This is probably massively over protective but as acquaintances of mine have all had their children suffer as a result of my examples I dont trust other parents judgements immediately (all have been people I've thought of as pretty good parents before the incidents have happened).

My oldest is 5 and he has been to play at 3 friends houses, all of which I have been to first for a party or 'playdate'.

runmeragged · 14/10/2010 20:48

I picked up a 4.1 yo with my DS from reception a couple of weeks ago for tea, play etc. Was fine. The mum had visited my house once and obv thought I was not an axe murderer!

However, it is young and not all reception children are ready for it. They can forget at the end of the day and look for their mum in the playground etc. If you think your DD will be OK, go for it. I usually go with my DS the first time so that he's used to the place and I know the family are just ordinary people with a reasonable attitude to safety etc.

Itsjustafleshwound · 14/10/2010 20:49

I do agree that you have to be careful about what happens to your child, but at the same time you can't keep them in cotton wool at all times.

Could you not ask if you can come to keep an eye on her or change the venue to a neutral one

squeaver · 14/10/2010 20:50

Do you go to school with her? Otherwise she has, indeed, been away from you.

Absolutely appropriate at age. Turn up a little early to pick her up if you like.

Will your dd want to go do you think?

Hulababy · 14/10/2010 20:52

My DD started school at 4y5m. She went for her first playdate within the first week or two. I had not visited the parent's house, didn't go with her but did collect her later on. I knew the parents from the school playground.

She;d never been to a friends to play on her own before school, apart from with our close friends.

Never looked back. As it happens I am now really good friends with the mum and DH and I get on well with both mum and dad. We are godparents to their young son. So did me and DD a lot of good.

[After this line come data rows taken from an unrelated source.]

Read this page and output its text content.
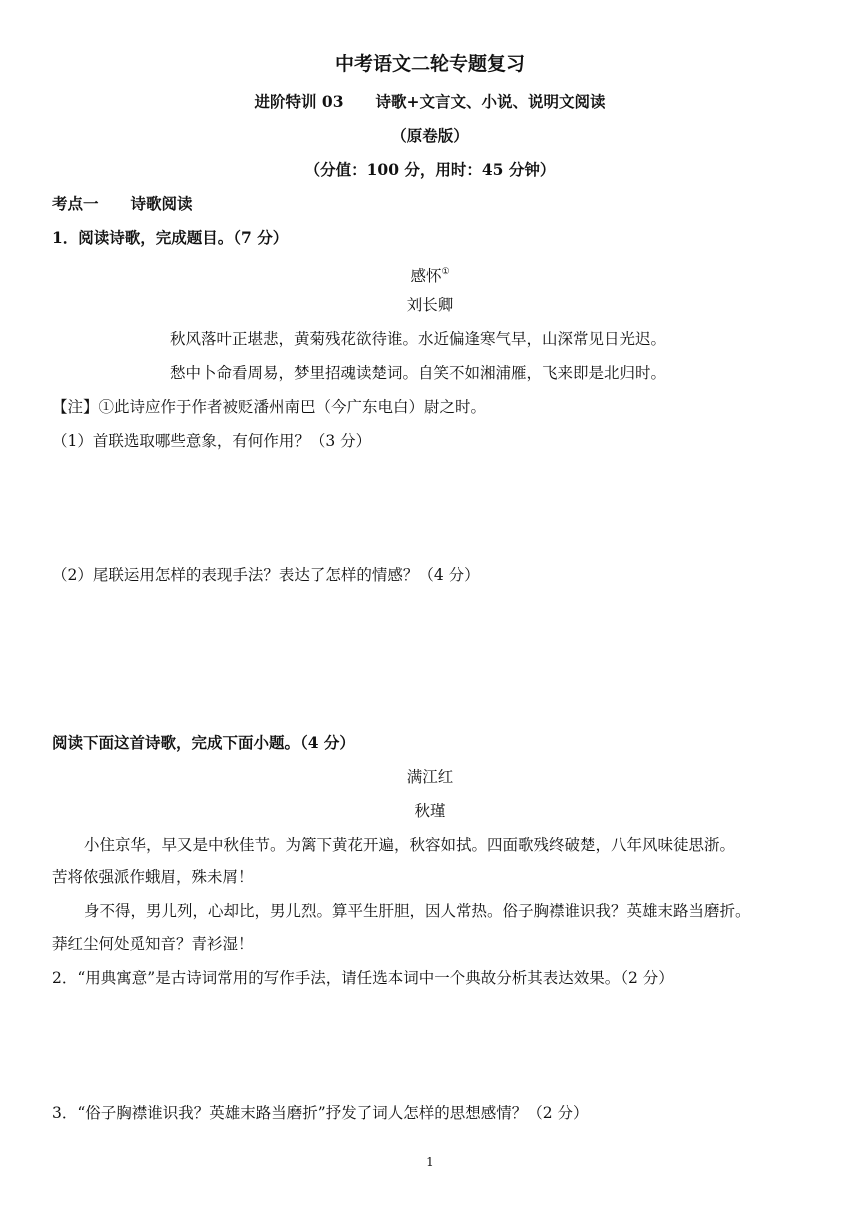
中考语文二轮专题复习
进阶特训 03 诗歌+文言文、小说、说明文阅读
（原卷版）
（分值：100 分，用时：45 分钟）
考点一 诗歌阅读
1．阅读诗歌，完成题目。（7 分）
感怀①
刘长卿
秋风落叶正堪悲，黄菊残花欲待谁。水近偏逢寒气早，山深常见日光迟。
愁中卜命看周易，梦里招魂读楚词。自笑不如湘浦雁，飞来即是北归时。
【注】①此诗应作于作者被贬潘州南巴（今广东电白）尉之时。
（1）首联选取哪些意象，有何作用？（3 分）
（2）尾联运用怎样的表现手法？表达了怎样的情感？（4 分）
阅读下面这首诗歌，完成下面小题。（4 分）
满江红
秋瑾
小住京华，早又是中秋佳节。为篱下黄花开遍，秋容如拭。四面歌残终破楚，八年风味徒思浙。
苦将侬强派作蛾眉，殊未屑！
身不得，男儿列，心却比，男儿烈。算平生肝胆，因人常热。俗子胸襟谁识我？英雄末路当磨折。
莽红尘何处觅知音？青衫湿！
2．“用典寓意”是古诗词常用的写作手法，请任选本词中一个典故分析其表达效果。（2 分）
3．“俗子胸襟谁识我？英雄末路当磨折”抒发了词人怎样的思想感情？（2 分）
1
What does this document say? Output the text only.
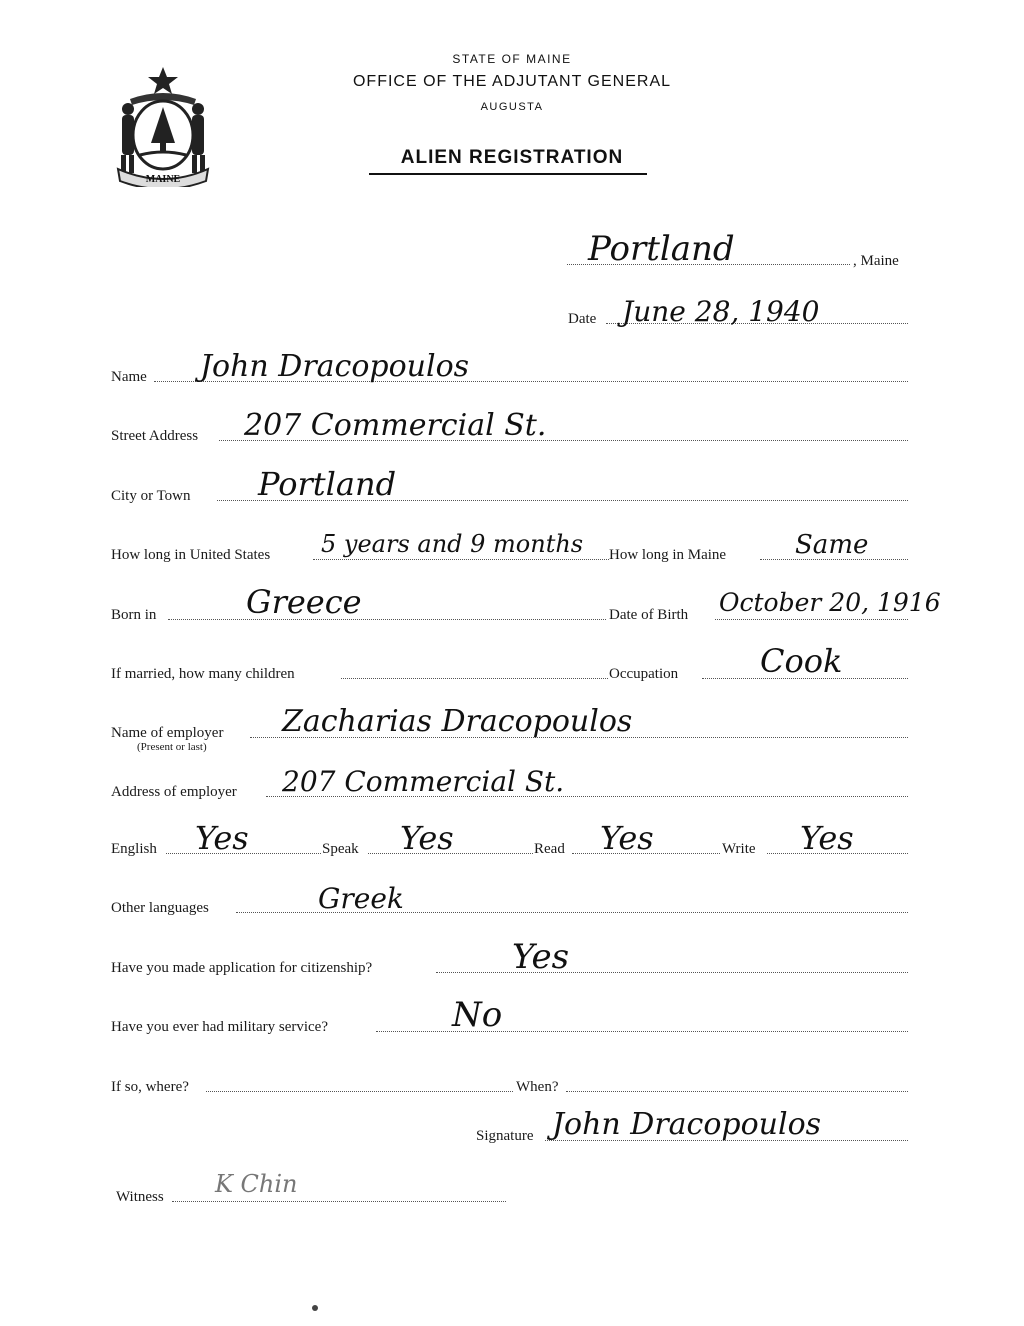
MAINE
STATE OF MAINE
OFFICE OF THE ADJUTANT GENERAL
AUGUSTA
ALIEN REGISTRATION
Portland	, Maine
Date June 28, 1940
Name John Dracopoulos
Street Address 207 Commercial St.
City or Town Portland
How long in United States 5 years and 9 months How long in Maine	Same
Born in	Greece	Date of Birth October 20, 1916
If married, how many children	Occupation	Cook
Name of employer
(Present or last)
Zacharias Dracopoulos
Address of employer 207 Commercial St.
English Yes	Speak Yes	Read Yes	Write Yes
Other languages	Greek
Have you made application for citizenship?	Yes
Have you ever had military service?	No
If so, where?	When?
Signature John Dracopoulos
Witness K Chin
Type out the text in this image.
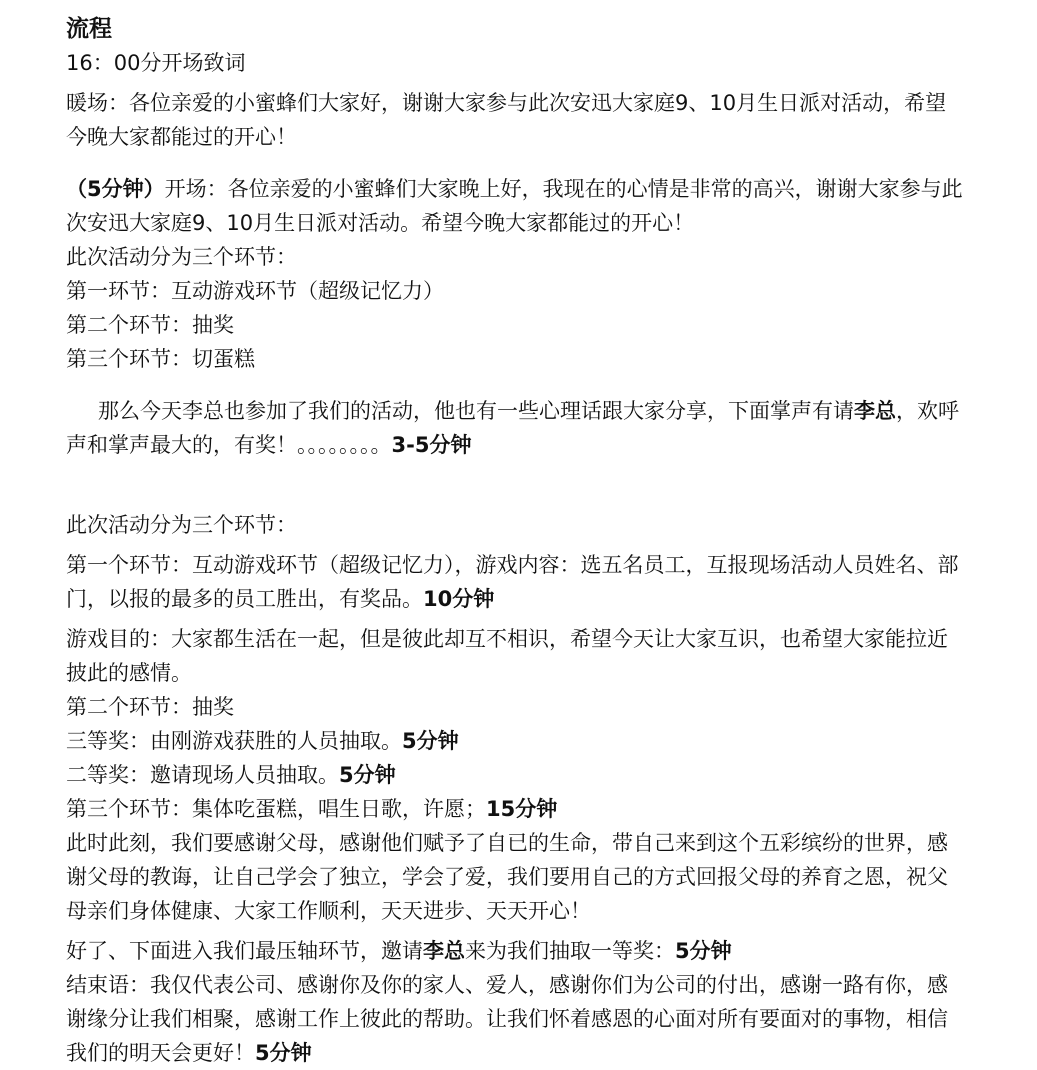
流程

16：00分开场致词

暖场：各位亲爱的小蜜蜂们大家好，谢谢大家参与此次安迅大家庭9、10月生日派对活动，希望今晚大家都能过的开心！

（5分钟）开场：各位亲爱的小蜜蜂们大家晚上好，我现在的心情是非常的高兴，谢谢大家参与此次安迅大家庭9、10月生日派对活动。希望今晚大家都能过的开心！

此次活动分为三个环节：

第一环节：互动游戏环节（超级记忆力）

第二个环节：抽奖

第三个环节：切蛋糕

那么今天李总也参加了我们的活动，他也有一些心理话跟大家分享，下面掌声有请李总，欢呼声和掌声最大的，有奖！。。。。。。。。3-5分钟

此次活动分为三个环节：

第一个环节：互动游戏环节（超级记忆力），游戏内容：选五名员工，互报现场活动人员姓名、部门，以报的最多的员工胜出，有奖品。10分钟

游戏目的：大家都生活在一起，但是彼此却互不相识，希望今天让大家互识，也希望大家能拉近披此的感情。

第二个环节：抽奖

三等奖：由刚游戏获胜的人员抽取。5分钟

二等奖：邀请现场人员抽取。5分钟

第三个环节：集体吃蛋糕，唱生日歌，许愿；15分钟

此时此刻，我们要感谢父母，感谢他们赋予了自已的生命，带自己来到这个五彩缤纷的世界，感谢父母的教诲，让自己学会了独立，学会了爱，我们要用自己的方式回报父母的养育之恩，祝父母亲们身体健康、大家工作顺利，天天进步、天天开心！

好了、下面进入我们最压轴环节，邀请李总来为我们抽取一等奖：5分钟

结束语：我仅代表公司、感谢你及你的家人、爱人，感谢你们为公司的付出，感谢一路有你，感谢缘分让我们相聚，感谢工作上彼此的帮助。让我们怀着感恩的心面对所有要面对的事物，相信我们的明天会更好！5分钟
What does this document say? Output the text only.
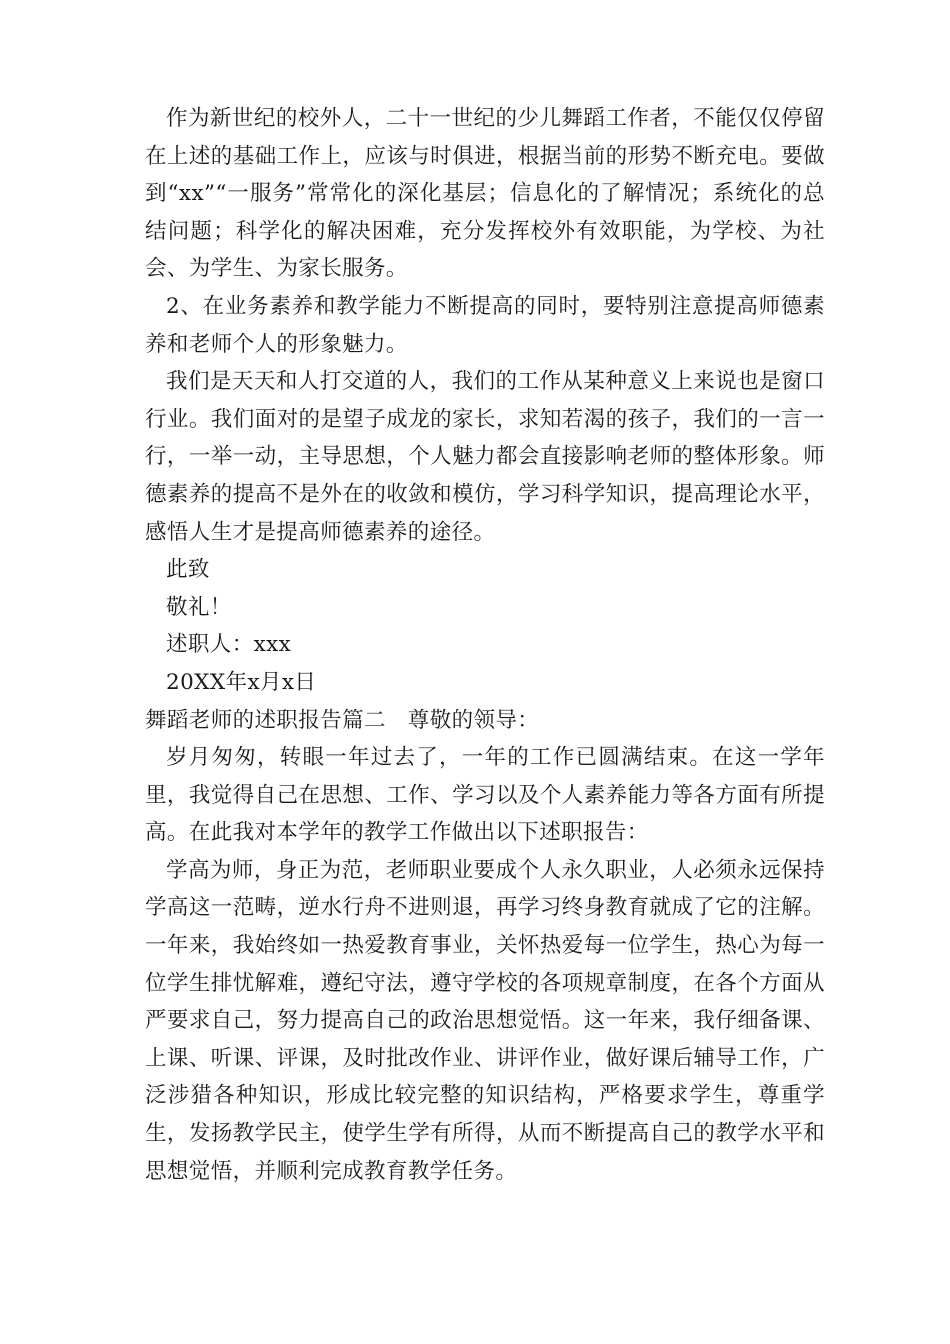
作为新世纪的校外人，二十一世纪的少儿舞蹈工作者，不能仅仅停留在上述的基础工作上，应该与时俱进，根据当前的形势不断充电。要做到“xx”“一服务”常常化的深化基层；信息化的了解情况；系统化的总结问题；科学化的解决困难，充分发挥校外有效职能，为学校、为社会、为学生、为家长服务。

2、在业务素养和教学能力不断提高的同时，要特别注意提高师德素养和老师个人的形象魅力。

我们是天天和人打交道的人，我们的工作从某种意义上来说也是窗口行业。我们面对的是望子成龙的家长，求知若渴的孩子，我们的一言一行，一举一动，主导思想，个人魅力都会直接影响老师的整体形象。师德素养的提高不是外在的收敛和模仿，学习科学知识，提高理论水平，感悟人生才是提高师德素养的途径。

此致

敬礼！

述职人：xxx

20XX年x月x日

舞蹈老师的述职报告篇二　尊敬的领导：

岁月匆匆，转眼一年过去了，一年的工作已圆满结束。在这一学年里，我觉得自己在思想、工作、学习以及个人素养能力等各方面有所提高。在此我对本学年的教学工作做出以下述职报告：

学高为师，身正为范，老师职业要成个人永久职业，人必须永远保持学高这一范畴，逆水行舟不进则退，再学习终身教育就成了它的注解。一年来，我始终如一热爱教育事业，关怀热爱每一位学生，热心为每一位学生排忧解难，遵纪守法，遵守学校的各项规章制度，在各个方面从严要求自己，努力提高自己的政治思想觉悟。这一年来，我仔细备课、上课、听课、评课，及时批改作业、讲评作业，做好课后辅导工作，广泛涉猎各种知识，形成比较完整的知识结构，严格要求学生，尊重学生，发扬教学民主，使学生学有所得，从而不断提高自己的教学水平和思想觉悟，并顺利完成教育教学任务。
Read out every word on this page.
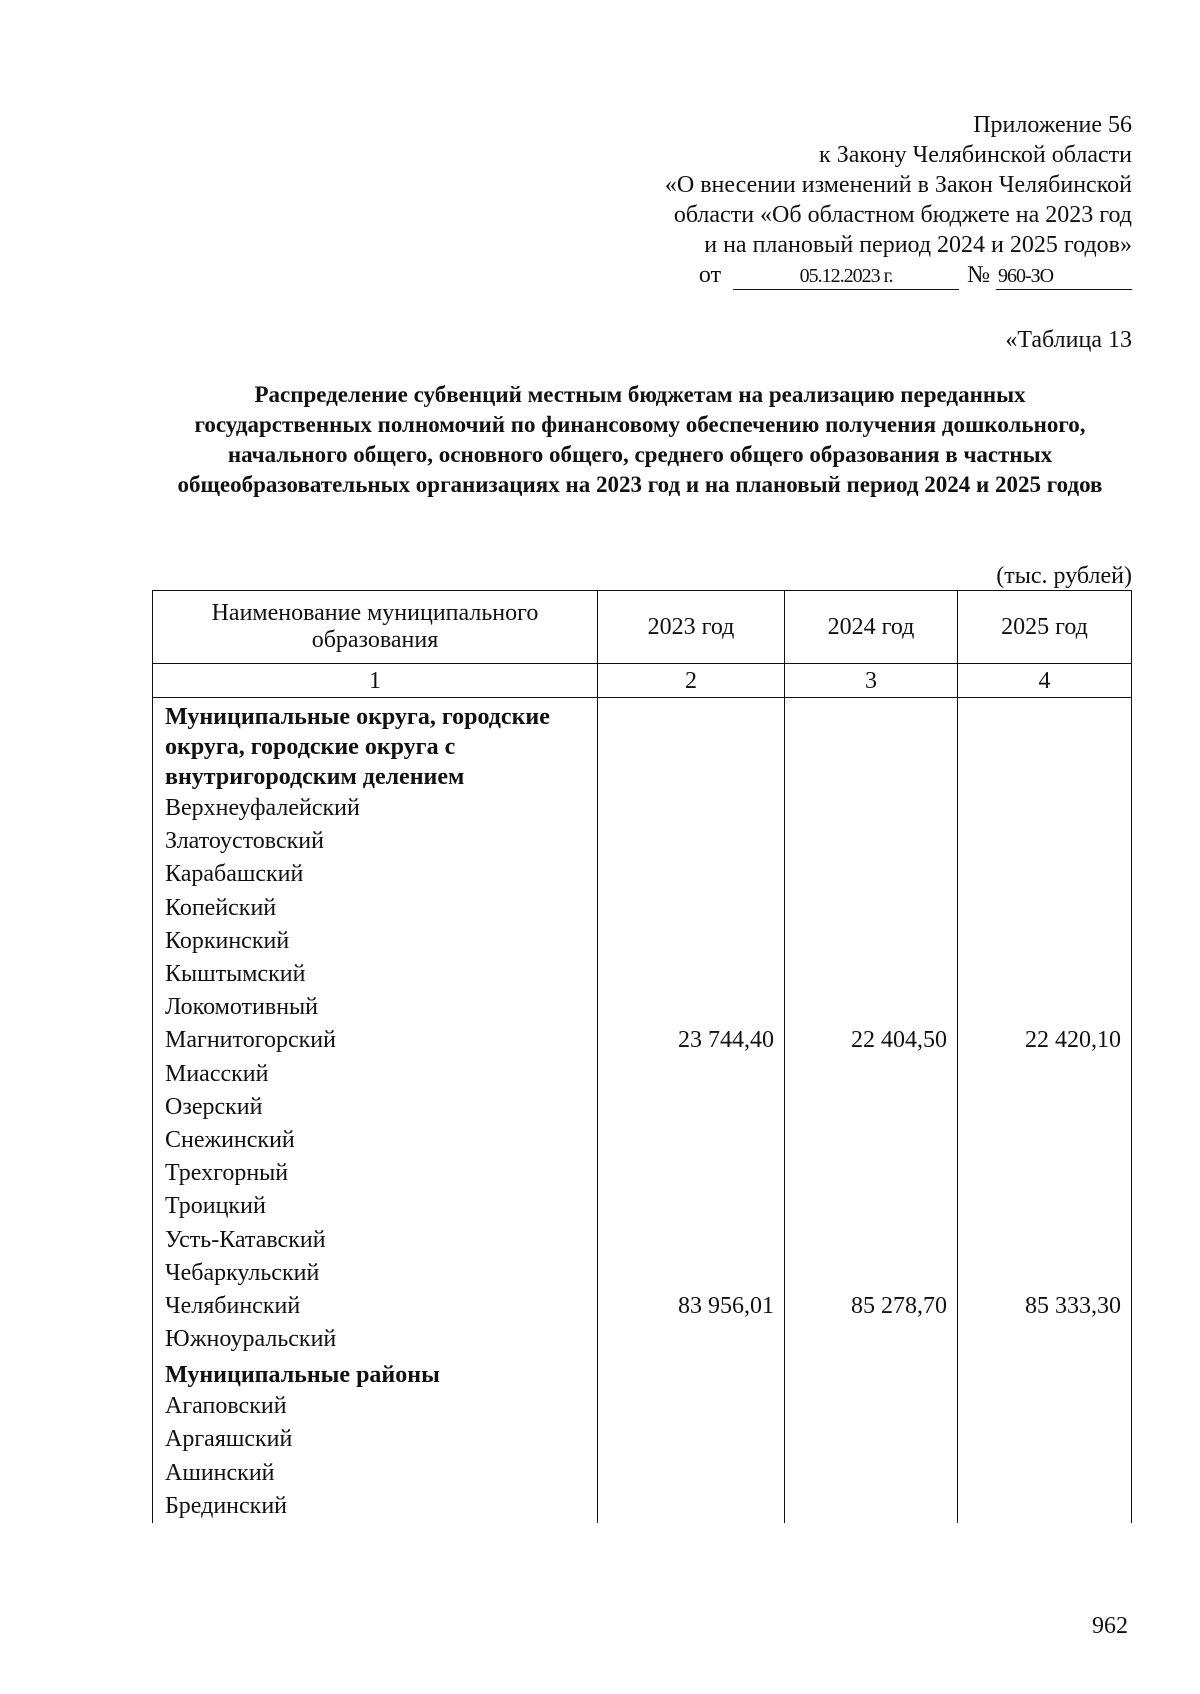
Приложение 56
к Закону Челябинской области
«О внесении изменений в Закон Челябинской
области «Об областном бюджете на 2023 год
и на плановый период 2024 и 2025 годов»
от	05.12.2023 г.	№ 960-ЗО
«Таблица 13
Распределение субвенций местным бюджетам на реализацию переданных государственных полномочий по финансовому обеспечению получения дошкольного, начального общего, основного общего, среднего общего образования в частных общеобразовательных организациях на 2023 год и на плановый период 2024 и 2025 годов
(тыс. рублей)
Наименование муниципального образования	2023 год	2024 год	2025 год
1	2	3	4
Муниципальные округа, городские округа, городские округа с внутригородским делением			
Верхнеуфалейский			
Златоустовский			
Карабашский			
Копейский			
Коркинский			
Кыштымский			
Локомотивный			
Магнитогорский	23 744,40	22 404,50	22 420,10
Миасский			
Озерский			
Снежинский			
Трехгорный			
Троицкий			
Усть-Катавский			
Чебаркульский			
Челябинский	83 956,01	85 278,70	85 333,30
Южноуральский			
Муниципальные районы			
Агаповский			
Аргаяшский			
Ашинский			
Брединский			
962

DD went on regulalry playdates with all her class mates, both at ours and theirs, all the way through reception and beyond.

Never had an ounce of problems.

MaeMobley · 14/10/2010 20:52

My DD aged 4.5 is going on her first after school play date on Monday. I have only met the mum briefly at the park/ on the school run.

I am not worried and DD is very excited.

DomesticG0ddess · 14/10/2010 20:55

DS is 3 and goes to his closest friends' houses without me, and we have them back to ours. I thought this was completely normal!

DomesticG0ddess · 14/10/2010 21:03

Having read your other post, would like to add that these are people I know really well - I can understand your DH being a bit Hmm if he doesn't know them at all, so agree with ballstoit really.